Be careful though. Connections will be persistent, if your code allocates a connection, and does it's work, and finishes without returning the connection to the pool, well, you guessed it, the pool will get cluttered and exhausted. It is critical that you reap your connections prior to descending the stack.

DBConnectionPool.java

public class DBConnectionPool {
    public DBConnectionPool() {
    }

    public Connection getConnection() {
        try {
            Context initContext = new InitialContext();
            Context envContext  = (Context)initContext.lookup("java:/comp/env");
            DataSource datasource = (DataSource)envContext.lookup("jdbc/DNSData");
            Connection conn = datasource.getConnection();                          
            return( conn );
        }
        catch( Exception ex ) {
            System.err.println( CommonFunctions.exception_as_string( ex ) );
        }
        return( null );
    }
}

When used, it is done so like (DBConnectionPool is normally a class member):

    DBConnectionPool dbcp = new DBConnectionPool();
    ...
    PreparedStatement ps = null;
    ResultSet rs = null;
    Connection conn = null;
    try {
        conn = dbcp.getConnection();
        ps = conn.prepareStatement( sql );
        ...
        rs = ps.executeQuery();
    }
    CommonFunctions.close_rs_ps_conn( rs, ps, conn );

close_rs_ps_conn is defined as:

    public static void close_rs_ps_conn( ResultSet rs, PreparedStatement ps, Connection conn ) {
        try {
            if( rs != null ) {
                rs.close();
            }
        }
        catch( Exception ex ) {
        }

        try {
            if( ps != null ) {
                ps.close();
            }
        }
        catch( Exception ex ) {
        }

        try {
            if( conn != null ) {
                conn.close();
            }
        }
        catch( Exception ex ) {
        }
    }

backends

There are two main ways to communicate between Apache and Tomcat. There is the jakarta module (jakarta-servlet) and proxy_ajp (ProxyPass ajp://127.0.0.1:8009/...).
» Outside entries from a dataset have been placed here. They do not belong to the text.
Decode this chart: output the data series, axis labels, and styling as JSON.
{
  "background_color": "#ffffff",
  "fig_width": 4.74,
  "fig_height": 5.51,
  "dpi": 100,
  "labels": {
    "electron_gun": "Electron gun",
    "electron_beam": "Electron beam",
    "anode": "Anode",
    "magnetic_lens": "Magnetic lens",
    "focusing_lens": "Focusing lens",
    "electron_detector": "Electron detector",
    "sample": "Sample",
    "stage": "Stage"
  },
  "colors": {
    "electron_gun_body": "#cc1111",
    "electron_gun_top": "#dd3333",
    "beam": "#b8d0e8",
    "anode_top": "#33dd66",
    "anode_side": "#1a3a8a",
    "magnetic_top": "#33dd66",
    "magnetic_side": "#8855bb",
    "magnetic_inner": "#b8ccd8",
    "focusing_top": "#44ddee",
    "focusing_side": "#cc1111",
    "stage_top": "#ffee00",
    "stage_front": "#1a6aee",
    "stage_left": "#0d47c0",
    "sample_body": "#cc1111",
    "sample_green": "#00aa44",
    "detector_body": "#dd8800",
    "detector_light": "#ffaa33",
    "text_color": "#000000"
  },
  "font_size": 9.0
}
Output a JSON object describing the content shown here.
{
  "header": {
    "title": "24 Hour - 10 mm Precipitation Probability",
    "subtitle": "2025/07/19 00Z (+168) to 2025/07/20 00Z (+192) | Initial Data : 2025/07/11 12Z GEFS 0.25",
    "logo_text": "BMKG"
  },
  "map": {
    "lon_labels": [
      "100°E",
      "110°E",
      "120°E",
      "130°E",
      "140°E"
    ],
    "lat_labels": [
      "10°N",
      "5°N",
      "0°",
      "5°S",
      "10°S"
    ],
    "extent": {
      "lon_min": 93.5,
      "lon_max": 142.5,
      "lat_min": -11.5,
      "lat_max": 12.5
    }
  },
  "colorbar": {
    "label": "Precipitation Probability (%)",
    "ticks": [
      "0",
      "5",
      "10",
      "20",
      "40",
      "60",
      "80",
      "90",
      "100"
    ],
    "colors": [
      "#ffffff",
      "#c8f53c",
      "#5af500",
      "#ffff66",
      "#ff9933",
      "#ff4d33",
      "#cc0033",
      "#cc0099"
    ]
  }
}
Using Apache HTTPd's proxy balancer is the new and preferred way. It is simple and does not require non-standard Apache configuration methods, by that I mean it keeps in with normal proxy balancer configuration that System Admins will be familiar with.

<Location /JSPContent>
    ProxyPass               balancer://jspbalancer/JSPContent
    ProxyPassReverse        balancer://jspbalancer/JSPContent
</Location>

<Proxy balancer://jspbalancer>
        BalancerMember ajp://127.0.0.1:8009 loadfactor=1
    BalancerMember ajp://127.0.0.2:8009 loadfactor=1
    BalancerMember ajp://127.0.0.3:8009 loadfactor=1
    BalancerMember ajp://127.0.0.4:8009 loadfactor=1
</Proxy>

So, if you wish to reload all your Tomcat servers it is trivial to drop one of your members from load simply by commenting it out, reloading your config and waiting for the content to trickle away. Then restart. Seamless.